‘Culture of celibacy’ to blame for Catholic child sex abuse - study
A five-year study into sexual abuse within the Catholic Church has found that mandatory celibacy and a culture of secrecy within the entirely male-dominated clergy were “the major precipitating risk factor[s] for child sexual abuse.”
Former Catholic priest, Des Cahill, and co-author, theologian Peter Wilkinson, compiled information from 26 royal commissions and inquiries from Australia, Ireland, the UK, Canada and the Netherlands since 1985 in their report.
Cahill, now married but still a practising Catholic, began the research after he discovered he had lived and worked with several pedophile priests throughout his career in the priesthood.
He told Guardian Australia: “After the issue of abuse first became public, around 1978, I began wondering: ‘Why did this happen?’ I knew some of the priest perpetrators and I studied with them and I lived with one of them. And yet I was never aware while I was in the church. You have to understand, a priest offender is very secretive and doesn’t want to be found out.”

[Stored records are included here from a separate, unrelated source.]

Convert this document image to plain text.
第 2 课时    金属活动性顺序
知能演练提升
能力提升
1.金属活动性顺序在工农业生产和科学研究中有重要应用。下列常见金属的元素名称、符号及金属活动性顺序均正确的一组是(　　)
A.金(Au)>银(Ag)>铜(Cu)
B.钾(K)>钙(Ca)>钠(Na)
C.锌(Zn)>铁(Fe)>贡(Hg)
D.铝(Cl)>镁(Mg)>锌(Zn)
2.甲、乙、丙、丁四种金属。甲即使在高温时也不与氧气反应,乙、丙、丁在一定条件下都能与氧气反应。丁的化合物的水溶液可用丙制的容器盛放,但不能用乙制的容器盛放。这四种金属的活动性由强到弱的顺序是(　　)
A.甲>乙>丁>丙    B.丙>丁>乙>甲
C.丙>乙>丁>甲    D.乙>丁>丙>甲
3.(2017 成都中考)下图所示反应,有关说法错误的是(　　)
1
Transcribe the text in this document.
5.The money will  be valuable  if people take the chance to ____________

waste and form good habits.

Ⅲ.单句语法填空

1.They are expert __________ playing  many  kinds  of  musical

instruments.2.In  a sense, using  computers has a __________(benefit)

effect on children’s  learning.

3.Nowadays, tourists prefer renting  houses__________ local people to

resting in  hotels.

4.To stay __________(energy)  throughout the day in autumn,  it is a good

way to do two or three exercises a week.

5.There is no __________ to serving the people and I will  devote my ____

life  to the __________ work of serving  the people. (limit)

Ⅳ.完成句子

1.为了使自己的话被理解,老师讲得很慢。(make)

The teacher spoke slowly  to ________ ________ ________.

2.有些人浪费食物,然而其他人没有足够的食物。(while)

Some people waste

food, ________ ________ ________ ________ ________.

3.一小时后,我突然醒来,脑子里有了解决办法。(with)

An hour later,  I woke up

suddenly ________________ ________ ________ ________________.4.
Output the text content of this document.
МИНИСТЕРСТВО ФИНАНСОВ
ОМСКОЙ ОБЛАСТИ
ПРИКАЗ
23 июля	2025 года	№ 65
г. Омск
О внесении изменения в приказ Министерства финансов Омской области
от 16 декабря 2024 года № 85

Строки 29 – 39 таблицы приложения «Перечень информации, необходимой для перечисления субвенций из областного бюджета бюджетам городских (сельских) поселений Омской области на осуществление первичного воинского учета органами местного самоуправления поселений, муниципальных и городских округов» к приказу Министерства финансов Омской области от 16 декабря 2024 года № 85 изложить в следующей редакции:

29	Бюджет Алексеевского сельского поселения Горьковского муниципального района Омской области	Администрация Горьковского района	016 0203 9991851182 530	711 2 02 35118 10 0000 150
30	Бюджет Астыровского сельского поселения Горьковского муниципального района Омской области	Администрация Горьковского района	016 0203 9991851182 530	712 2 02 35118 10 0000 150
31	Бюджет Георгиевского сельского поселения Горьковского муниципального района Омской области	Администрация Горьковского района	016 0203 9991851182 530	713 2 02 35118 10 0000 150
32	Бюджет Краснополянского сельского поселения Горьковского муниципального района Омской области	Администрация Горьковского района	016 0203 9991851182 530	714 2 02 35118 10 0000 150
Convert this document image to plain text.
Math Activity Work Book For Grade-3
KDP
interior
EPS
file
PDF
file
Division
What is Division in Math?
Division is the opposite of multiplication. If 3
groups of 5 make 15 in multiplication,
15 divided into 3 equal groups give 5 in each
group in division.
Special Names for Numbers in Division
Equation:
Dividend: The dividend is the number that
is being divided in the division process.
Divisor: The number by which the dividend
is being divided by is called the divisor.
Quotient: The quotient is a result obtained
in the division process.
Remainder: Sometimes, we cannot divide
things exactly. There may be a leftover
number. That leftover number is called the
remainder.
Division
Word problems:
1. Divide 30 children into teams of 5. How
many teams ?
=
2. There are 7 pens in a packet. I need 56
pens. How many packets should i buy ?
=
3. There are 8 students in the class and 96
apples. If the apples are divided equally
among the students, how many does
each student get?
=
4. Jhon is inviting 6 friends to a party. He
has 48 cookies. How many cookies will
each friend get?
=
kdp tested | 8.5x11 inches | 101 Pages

One of the most staggering and sickening of the report’s conclusions is that an estimated seven percent of the Catholic clergy abused children between 1950 and 2000.
While some nuns had abused children, the vast majority were male priests and bishops who maintained a culture of secrecy and non-disclosure, both as perpetrators and confidants aware of child sex abuse through the sacrament of confession.
Australia's royal commission recently called for the prosecution of Catholic priests who fail to disclose child abuse reported to them in confession.